Como fazer para investigar seu chefe? Leandro Daiello, ex-diretor-geral da Polícia Federal (PF) nos governos Dilma Rousseff (PT) e Michel Temer (MDB), já respondeu privadamente a essa pergunta incontáveis vezes. Não esperava que um dia ela lhe fosse feita em público. Menos ainda que isso acontecesse dentro de uma das empresas que seus antigos subordinados investigaram. Ou que o objetivo de quem lhe indagasse fosse o de aprender como combater a corrupção.

Na tarde de ontem, Daiello falou na sede da J&F, a holding dos irmãos Joesley e Wesley Batista. Participava do 1.º Encontro de Compliance – programa de integridade – promovido pela empresa, que busca se afastar do passado e evitar problemas no futuro. “Estava bom demais esse convite”, brincou Daiello ao começar a sua resposta depois de ouvir a pergunta.

Disse, então, o delegado: “No setor público, você usa a estrutura criada para cumprir a lei, pois a Polícia Federal é legalista. Você faz o que a lei manda com os instrumentos que ela lhe dá. A grande blindagem é ser legalista”. Daiello prosseguiu contando a importância de se criar “uma geração de servidores legalistas, republicanos”. “O mesmo deve ser na iniciativa privada. É preciso ser legalista, previsível, ter um padrão.”

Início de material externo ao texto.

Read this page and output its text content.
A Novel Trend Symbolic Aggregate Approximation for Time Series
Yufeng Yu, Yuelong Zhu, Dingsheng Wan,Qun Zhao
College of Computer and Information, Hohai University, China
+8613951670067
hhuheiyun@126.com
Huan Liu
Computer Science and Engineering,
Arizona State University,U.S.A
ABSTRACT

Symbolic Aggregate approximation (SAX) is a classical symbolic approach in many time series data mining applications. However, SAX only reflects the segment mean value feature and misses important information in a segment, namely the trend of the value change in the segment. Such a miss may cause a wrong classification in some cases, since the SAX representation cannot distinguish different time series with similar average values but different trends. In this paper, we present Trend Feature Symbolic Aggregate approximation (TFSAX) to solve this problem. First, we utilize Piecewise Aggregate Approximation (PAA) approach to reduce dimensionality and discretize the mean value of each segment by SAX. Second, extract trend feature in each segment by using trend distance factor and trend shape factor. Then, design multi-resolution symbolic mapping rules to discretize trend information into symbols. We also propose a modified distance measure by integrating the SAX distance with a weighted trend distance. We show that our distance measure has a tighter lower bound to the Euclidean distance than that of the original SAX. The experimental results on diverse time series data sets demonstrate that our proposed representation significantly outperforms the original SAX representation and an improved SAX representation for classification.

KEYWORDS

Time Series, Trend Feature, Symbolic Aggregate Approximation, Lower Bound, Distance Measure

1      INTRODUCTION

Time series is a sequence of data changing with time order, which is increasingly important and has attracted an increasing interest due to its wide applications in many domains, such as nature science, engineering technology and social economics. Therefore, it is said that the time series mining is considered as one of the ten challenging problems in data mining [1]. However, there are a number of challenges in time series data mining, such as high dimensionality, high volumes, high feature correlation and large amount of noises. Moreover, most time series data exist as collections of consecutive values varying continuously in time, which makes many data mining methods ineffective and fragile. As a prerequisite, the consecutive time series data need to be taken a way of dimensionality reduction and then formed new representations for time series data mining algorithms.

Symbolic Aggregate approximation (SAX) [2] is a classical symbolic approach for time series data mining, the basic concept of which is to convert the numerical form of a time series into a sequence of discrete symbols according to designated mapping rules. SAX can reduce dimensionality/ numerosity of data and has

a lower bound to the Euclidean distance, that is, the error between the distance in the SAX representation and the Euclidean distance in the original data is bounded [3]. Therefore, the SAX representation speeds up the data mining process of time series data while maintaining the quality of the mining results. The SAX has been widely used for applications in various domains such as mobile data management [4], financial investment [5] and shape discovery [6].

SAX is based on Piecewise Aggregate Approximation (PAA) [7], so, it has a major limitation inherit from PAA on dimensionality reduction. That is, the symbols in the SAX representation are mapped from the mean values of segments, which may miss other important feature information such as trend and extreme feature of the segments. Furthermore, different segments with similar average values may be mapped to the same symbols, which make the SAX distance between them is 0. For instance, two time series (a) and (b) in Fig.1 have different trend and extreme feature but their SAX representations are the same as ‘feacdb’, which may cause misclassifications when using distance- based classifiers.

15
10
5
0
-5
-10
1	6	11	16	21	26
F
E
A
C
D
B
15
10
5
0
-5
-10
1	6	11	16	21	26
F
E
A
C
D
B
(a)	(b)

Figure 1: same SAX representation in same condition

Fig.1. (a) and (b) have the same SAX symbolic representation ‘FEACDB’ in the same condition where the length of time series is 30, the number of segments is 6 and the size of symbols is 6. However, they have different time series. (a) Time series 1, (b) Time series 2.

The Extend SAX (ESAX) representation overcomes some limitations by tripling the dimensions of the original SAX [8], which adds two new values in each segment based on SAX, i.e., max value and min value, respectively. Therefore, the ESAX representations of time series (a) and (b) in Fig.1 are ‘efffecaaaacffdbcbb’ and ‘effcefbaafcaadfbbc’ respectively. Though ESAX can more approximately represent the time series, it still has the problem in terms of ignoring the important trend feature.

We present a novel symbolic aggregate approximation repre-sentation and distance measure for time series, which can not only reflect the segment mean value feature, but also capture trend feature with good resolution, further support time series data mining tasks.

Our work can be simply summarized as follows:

A plateia ouviu atenta. A pergunta havia sido formulada pelo diretor de compliance da J&F, Emir Calluf Filho. “Não podia perder a oportunidade”, afirmou Calluf Filho. O executivo chefia 40 pessoas e cuida de um orçamento de R$ 50 milhões. Parte desse dinheiro é gasta com investigações no grupo. Em 2014, a holding gastava menos de R$ 1 milhão com o setor. Em 2016, foi alvo de ação da PF. Depois, a empresa firmaria seu acordo de delação e Joesley gravaria o presidente Temer no Jaburu. Hoje, ele aguarda o desfecho dos processos na Justiça

Três anos depois, a chegada de Daiello à sede da J&F, em São Paulo, não despertou apreensão ou corre-corre. O ex-diretor da Federal entrou no prédio de fachada de vidro na Marginal do Tietê, na zona oeste, por volta das 14 horas. Em vez de agentes, estava acompanhado de seus novos colegas: advogados. Aposentado da polícia, Daiello agora é advogado e trabalha com compliance e análise de risco para o escritório Walfrido Warde advogados. Estava ali para dar uma palestra.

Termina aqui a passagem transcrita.